La decisión del Gobierno de España de mandar carros de combate a Ucrania, en sintonía con el acuerdo finalmente alcanzado por los países de la Unión Europea tras la resistencia inicial de Alemania, suscita numerosas reflexiones políticas al margen del impacto que esas poderosas y sofisticadas armas pueda tener en el desarrollo de la guerra provocada por la invasión rusa.
Una de esas reflexiones, si es que no la primera, atañe a la forma en que esa decisión se ha tomado, sin haber pasado por su debate en el Congreso de los Diputados, máximo órgano de representación, como se sabe, de la voluntad popular.
Pero se trata, en todo caso, de una decisión ineludiblemente forzada por las circunstancias, desde aquellas que desde el principio de la invasión suscitaron la solidaridad de España con el pueblo ucraniano y materializada en ayudas de todo tipo, hasta las que nos sitúan en un tablero en el que, por desgracia pero cual suele ocurrir en los tableros, sólo hay, sólo puede haber, blancas y negras, esto es, la víctima y el verdugo, el invadido y el invasor, un estado en construcción democrática en busca de su integración en la Unión Europea y un estado en imparable regresión belicista, imperialista y totalitaria.
Debió la decisión de mandar a Ucrania tanques modernos, tan simbólica como transcendente, emanar del consenso parlamentario, aunque se tomara donde se tomara, en el Consejo de Ministros o en la Carrera de San Jerónimo, la decisión habría sido, con toda seguridad, la misma, lo cual no empecé para que en democracia deban guardarse exquisitamente las formas, pues en política, como en casi todo, el fondo son las formas. Imposible eludir, en cualquier caso, el designio mancomunado de la UE que nos obliga. Y cegado, en consecuencia, el curso de un debate que acaso debió llegar más lejos, otras reflexiones, no obstante, subyacen a la principal.
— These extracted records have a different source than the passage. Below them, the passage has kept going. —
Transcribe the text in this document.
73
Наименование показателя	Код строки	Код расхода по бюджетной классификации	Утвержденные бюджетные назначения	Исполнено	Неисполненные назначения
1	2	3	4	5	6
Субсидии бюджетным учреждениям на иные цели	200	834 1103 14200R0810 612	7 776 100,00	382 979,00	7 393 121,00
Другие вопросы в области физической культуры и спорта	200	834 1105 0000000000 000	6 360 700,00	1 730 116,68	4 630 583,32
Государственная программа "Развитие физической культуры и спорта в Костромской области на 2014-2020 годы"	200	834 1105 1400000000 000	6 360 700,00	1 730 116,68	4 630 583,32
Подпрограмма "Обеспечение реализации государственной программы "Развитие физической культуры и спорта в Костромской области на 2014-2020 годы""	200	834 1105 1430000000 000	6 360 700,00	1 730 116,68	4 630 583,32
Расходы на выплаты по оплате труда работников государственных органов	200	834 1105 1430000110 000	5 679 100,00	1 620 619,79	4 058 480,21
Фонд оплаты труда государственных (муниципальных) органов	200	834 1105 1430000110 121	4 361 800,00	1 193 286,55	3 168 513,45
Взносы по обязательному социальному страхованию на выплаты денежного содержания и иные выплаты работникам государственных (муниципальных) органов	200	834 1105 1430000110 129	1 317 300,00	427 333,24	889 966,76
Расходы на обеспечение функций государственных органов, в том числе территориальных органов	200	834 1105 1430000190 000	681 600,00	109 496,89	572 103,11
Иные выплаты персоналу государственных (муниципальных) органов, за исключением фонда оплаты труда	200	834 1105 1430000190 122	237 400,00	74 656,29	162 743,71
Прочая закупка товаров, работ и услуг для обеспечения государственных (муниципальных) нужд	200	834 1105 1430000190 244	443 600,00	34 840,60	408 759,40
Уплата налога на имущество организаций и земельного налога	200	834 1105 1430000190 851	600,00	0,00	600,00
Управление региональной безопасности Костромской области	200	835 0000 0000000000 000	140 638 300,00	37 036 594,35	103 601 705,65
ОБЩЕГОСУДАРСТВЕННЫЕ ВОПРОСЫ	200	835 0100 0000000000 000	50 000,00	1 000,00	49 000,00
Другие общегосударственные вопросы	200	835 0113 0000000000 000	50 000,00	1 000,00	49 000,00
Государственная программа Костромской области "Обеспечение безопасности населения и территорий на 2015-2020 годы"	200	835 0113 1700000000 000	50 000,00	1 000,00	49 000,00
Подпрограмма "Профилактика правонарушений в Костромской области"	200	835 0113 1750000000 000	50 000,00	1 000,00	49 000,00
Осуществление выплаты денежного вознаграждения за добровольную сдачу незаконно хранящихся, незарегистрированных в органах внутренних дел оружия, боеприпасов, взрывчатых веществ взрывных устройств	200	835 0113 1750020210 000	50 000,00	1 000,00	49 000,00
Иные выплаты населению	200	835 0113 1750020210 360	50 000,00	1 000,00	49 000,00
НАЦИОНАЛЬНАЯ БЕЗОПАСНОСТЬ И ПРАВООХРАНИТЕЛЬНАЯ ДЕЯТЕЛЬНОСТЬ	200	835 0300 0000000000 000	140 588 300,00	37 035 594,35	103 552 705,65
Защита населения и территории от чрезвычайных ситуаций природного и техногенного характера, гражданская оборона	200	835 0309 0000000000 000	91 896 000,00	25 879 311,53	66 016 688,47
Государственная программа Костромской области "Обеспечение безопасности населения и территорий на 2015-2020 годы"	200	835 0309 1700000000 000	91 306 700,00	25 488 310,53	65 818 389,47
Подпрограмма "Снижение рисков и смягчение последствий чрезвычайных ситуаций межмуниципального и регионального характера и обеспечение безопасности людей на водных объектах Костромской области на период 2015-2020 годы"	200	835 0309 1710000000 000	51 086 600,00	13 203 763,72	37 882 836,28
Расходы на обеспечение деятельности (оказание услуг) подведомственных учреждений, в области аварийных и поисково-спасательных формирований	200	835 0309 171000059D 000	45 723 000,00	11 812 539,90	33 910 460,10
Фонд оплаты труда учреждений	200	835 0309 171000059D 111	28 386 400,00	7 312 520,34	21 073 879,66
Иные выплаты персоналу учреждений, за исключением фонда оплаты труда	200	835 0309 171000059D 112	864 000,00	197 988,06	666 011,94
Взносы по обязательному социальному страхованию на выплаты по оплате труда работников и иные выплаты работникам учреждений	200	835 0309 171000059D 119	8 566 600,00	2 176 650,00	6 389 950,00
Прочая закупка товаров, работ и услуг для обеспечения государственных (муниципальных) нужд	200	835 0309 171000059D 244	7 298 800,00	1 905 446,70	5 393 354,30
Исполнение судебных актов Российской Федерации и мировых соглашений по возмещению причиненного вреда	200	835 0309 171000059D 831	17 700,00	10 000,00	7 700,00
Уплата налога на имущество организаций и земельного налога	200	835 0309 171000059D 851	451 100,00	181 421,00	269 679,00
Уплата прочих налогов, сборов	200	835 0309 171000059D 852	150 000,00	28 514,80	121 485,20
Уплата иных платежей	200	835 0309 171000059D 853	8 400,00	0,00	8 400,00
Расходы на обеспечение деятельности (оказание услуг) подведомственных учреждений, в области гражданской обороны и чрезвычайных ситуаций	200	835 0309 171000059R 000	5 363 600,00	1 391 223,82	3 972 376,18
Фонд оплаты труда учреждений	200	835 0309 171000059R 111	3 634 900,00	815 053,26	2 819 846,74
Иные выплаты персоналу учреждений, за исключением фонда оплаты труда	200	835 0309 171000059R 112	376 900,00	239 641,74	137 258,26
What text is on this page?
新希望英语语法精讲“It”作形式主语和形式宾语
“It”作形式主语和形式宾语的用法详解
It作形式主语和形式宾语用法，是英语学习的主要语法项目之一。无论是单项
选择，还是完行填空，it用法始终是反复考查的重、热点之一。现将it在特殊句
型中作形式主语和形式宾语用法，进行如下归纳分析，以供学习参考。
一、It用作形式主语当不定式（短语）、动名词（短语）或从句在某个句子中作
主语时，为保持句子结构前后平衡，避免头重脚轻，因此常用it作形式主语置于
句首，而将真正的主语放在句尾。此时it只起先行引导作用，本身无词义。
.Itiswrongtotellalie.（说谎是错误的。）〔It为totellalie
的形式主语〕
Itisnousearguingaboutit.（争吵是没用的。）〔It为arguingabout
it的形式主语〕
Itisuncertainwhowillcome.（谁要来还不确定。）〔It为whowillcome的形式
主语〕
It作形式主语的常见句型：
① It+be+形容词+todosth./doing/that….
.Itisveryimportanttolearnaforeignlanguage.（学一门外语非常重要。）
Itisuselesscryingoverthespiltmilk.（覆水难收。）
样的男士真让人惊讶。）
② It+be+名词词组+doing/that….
Lo ideal no es sólo que no hubiera que mandar máquinas de matar a ningún sitio, sino que esas máquinas no existieran, que nadie las hubiera fabricado, que los casi 10 millones de euros que cuesta cada Leopard A5 se emplearan en remediar la miseria y la desesperación en un mundo cada vez más desigualado.
Pero es una guerra, y una guerra que, además, no sólo ha invadido Ucrania, despedazándola, sino la conciencia y el corazón de cuantos en el planeta aman la paz, el derecho y el supremo valor de la vida, despedazándolos también. Lo ideal, en suma, es que todos nuestros Leopard se hubieran podrido por falta de uso y mantenimiento como el medio centenar de ellos arrumbados en un almacén de Zaragoza.
Pero no ha podido ser: la guerra llegó antes que el óxido.